In our bid to become frictionless, we’ve forgotten the importance of anticipation

Most brands strive to make their customer journey as frictionless as possible. But how does that explain why people queue for hours for a ride at Disneyland or wait weeks to see their football team suffer a crushing defeat? Interbrand's Davy Rennie explores the forgotten world of friction.

We live in a world of frictionless, seamless, mindless consumption of services and products. From ordering a movie on Google Play, paying for a beer, to getting onto a bus. We just tap, tap, consume.

We live in a world of non-occasions

Where has the magic of investing in a product gone? Like finally getting your hands on a physical DVD when it’s released months after you saw it at the cinema? Where has the human engagement with the people providing services gone?

The world has become a vending machine, where anything you want is accessible with a single tap.

From ordering groceries online, to buying a house or car. We have lost the sense of occasion.

There is no question that occasion is desired.

Just look at the ‘drop’ phenomenon – when brands release small quantities of product, driving massive engagement and creating queues around the block. You can’t skip the queue.

Customers still queue for the latest iPhone drop

Monday night football in the US is a birth right. It’s a ritual. It’s a sense of occasion that drives sociable engagement and conversation. You can’t binge the season to see the result.

Weekend markets, where local producers sell their wares, gather communities together. You have to invest your time and energy walking around and exploring.

Does the friction in these examples make the engagement more meaningful? Does the meaningful engagement create experience ‘love’?

Yes. I believe it does. I firmly believe you cannot love something that can be mindlessly consumed or acquired.

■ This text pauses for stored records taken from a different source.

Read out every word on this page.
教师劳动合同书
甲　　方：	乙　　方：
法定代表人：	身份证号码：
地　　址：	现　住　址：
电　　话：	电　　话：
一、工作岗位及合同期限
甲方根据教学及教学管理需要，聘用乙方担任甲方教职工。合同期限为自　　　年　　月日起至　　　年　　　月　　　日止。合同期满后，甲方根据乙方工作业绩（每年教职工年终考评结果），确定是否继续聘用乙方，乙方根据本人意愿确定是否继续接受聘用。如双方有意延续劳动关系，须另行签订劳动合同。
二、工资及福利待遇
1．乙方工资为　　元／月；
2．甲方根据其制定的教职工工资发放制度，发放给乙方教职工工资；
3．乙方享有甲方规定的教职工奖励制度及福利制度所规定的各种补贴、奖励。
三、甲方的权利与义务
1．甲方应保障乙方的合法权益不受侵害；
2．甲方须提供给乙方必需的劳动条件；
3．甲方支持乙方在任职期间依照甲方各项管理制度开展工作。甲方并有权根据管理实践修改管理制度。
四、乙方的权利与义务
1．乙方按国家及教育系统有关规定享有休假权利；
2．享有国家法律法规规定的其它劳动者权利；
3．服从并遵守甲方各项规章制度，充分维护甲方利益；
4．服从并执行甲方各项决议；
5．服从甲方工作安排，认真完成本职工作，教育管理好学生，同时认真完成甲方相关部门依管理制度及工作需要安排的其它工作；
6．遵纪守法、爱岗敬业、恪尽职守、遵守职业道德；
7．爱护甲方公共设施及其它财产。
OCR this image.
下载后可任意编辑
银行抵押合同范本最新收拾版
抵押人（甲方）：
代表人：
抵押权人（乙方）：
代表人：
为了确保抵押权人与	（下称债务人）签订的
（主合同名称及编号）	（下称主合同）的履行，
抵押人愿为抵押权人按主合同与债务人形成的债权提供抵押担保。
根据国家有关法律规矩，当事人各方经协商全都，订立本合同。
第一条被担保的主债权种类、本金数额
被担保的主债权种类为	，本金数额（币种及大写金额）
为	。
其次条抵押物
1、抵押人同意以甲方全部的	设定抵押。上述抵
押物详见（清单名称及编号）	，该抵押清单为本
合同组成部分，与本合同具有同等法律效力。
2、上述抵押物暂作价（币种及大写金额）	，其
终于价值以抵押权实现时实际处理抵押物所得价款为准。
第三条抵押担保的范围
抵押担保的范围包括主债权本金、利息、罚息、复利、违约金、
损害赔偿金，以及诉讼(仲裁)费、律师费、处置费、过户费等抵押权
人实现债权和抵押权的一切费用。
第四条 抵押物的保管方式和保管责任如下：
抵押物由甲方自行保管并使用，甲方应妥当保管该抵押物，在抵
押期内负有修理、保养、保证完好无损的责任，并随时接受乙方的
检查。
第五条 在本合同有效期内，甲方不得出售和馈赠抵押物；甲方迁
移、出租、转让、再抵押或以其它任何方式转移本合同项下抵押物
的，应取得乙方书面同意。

I believe friction creates the incredible. It’s why people queue up at Disneyland for hours to get 32 seconds of absolute exhilaration. It’s part of the experience, part of the occasion.

Seamless engagements can augment experiences, but shouldn’t create mindlessness. But how can we create this?

Signature moments that matter

The concept of ‘moments that matter’ isn’t new. They are significant moments on the customer journey. But brands must create their own signature moments.

These service moments will make you, you. Like the coffee shop in Melbourne that mandates a pallets cleanser before your coffee – super hipster, but it builds anticipation and a sense of occasion. And evokes brand love.

Don’t screen slap

The future of retail is not an environment with screens everywhere. It’s a considered experience that encourages human interaction. We consume digital content all day, everyday. Do we need more screens shouting at us, or environments that are beautifully designed to immerse us in the softer qualities of the brand?

Like the denim store in Tokyo that has a workshop in the middle of the store where you can watch a craftsman meticulously shape a pair of jeans, and chat to them. Beautiful.

Meaningful human conversations

“*Hi Bob*, *G’day Bob*, *Bob* we have the offer for you”. The typical website/email/sms “personalised offer message”. This isn’t meaningful or personal. It’s just the norm.

Actually understanding a customer is knowing the softer things that make them, them. Like how they prefer the cut of their jacket, the cut of beef or their haircut. We need to ‘really’ understand customer idiosyncrasies, not just their generic characteristics.

Friction builds anticipation.

Anticipation builds occasion.

Occasion builds signature moments that matter.

Being human in those moments creates love.

Davy Rennie is managing director of Interbrand Australia.